In the statement, Soz said in their books, Chaudhre Mohammad Ali, former Pakistan prime minister, and former minister and senior Muslim leader Sirdar Shaukat Hayat Khan lamented Liaquat Ali Khan’s attitude.
History is based on facts and it can hardly help politicians who present their own perceptions as facts of history, Soz said.
“I propose Prime Minister Modi to start a serious study on the history of India’s Freedom Struggle for his better understanding on Nehru and his relationship with Sardar Patel and Mahatma Gandhi,” he said.
On Wednesday, Modi tore into the Congress while replying to the Motion of Thanks on President’s Address, blaming the party for “dividing India.”
“Out of 15 Congress committees, 12 chose Vallabhbhai Patel, three chose not to take any sides, and still, Vallabhbhai Patel was not allowed to lead the country. What sort of democracy was that? If Sardar Patel had become the prime minister, today a part of our beloved Kashmir would not have been under Pakistani occupation,” he said.
However, many experts pointed out that the Prime Minister was wrong on facts. Historian S Irfan Habib quoted Patel as saying in 1949: “It is good that we have agreed to partition in spite of all its evils; I have never repented my agreeing to partition.”
It is good that we have agreed to partition in spite of all its evils; I have never repented my agreeing to partition. Sardar Patel in 1949— S lrfan Habib (@irfhabib) June 3, 2017
In an article in the magazine, Frontline, well-known political commentator A.G. Noorani also mentions that on November 27, 1972, the then President of Pakistan, Zulfikar Ali Bhutto, told a tribal jirga at Landikotal about Sardar Patel’s offer to swap Kashmir for Junagadh and Hyderabad.

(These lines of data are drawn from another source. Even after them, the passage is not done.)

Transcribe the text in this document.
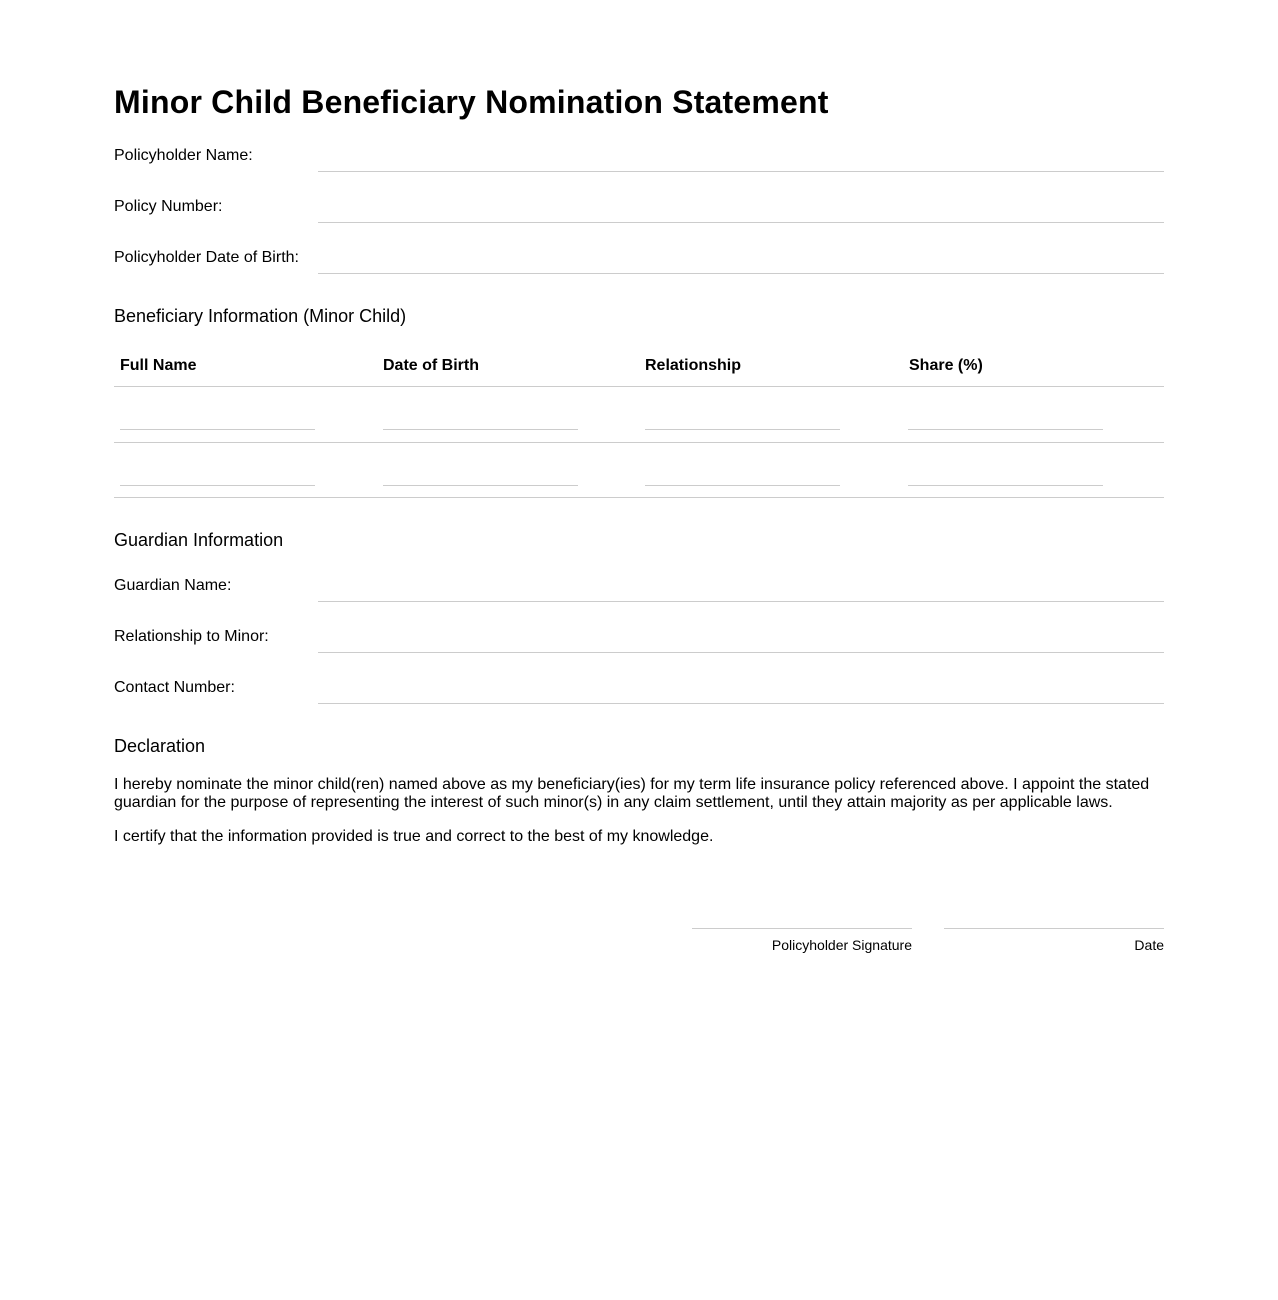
Minor Child Beneficiary Nomination Statement
Policyholder Name:
Policy Number:
Policyholder Date of Birth:
Beneficiary Information (Minor Child)
Full Name	Date of Birth	Relationship	Share (%)
Guardian Information
Guardian Name:
Relationship to Minor:
Contact Number:
Declaration

I hereby nominate the minor child(ren) named above as my beneficiary(ies) for my term life insurance policy referenced above. I appoint the stated guardian for the purpose of representing the interest of such minor(s) in any claim settlement, until they attain majority as per applicable laws.

I certify that the information provided is true and correct to the best of my knowledge.

Policyholder Signature	Date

“A quarter century later, on November 27, 1972, the President of Pakistan, Zulfikar Ali Bhutto, told a tribal jirga at Landikotal that India’s first Home Minister and Minister for the States, Sardar Patel, had, at one stage, offered Kashmir to Pakistan in exchange for Junagadh and Hyderabad. But, he added, Pakistan “unfortunately” did not accept this offer with the result that it not only lost all the three native states but East Pakistan as well.”
Noorani goes on to add that “This is fully corroborated by the memoirs of Chaudhary Mohammed Ali, The Emergence of Pakistan (page 299). Patel asked Liaquat Ali Khan: “Why do you compare Junagadh with Kashmir? Talk of Hyderabad and Kashmir and we could reach an agreement.” Patel repeated this offer publicly at a meeting in Junagadh on November 11, 1947. “Our reply was that one could agree to (sic.) Kashmir if they agreed to Hyderabad.”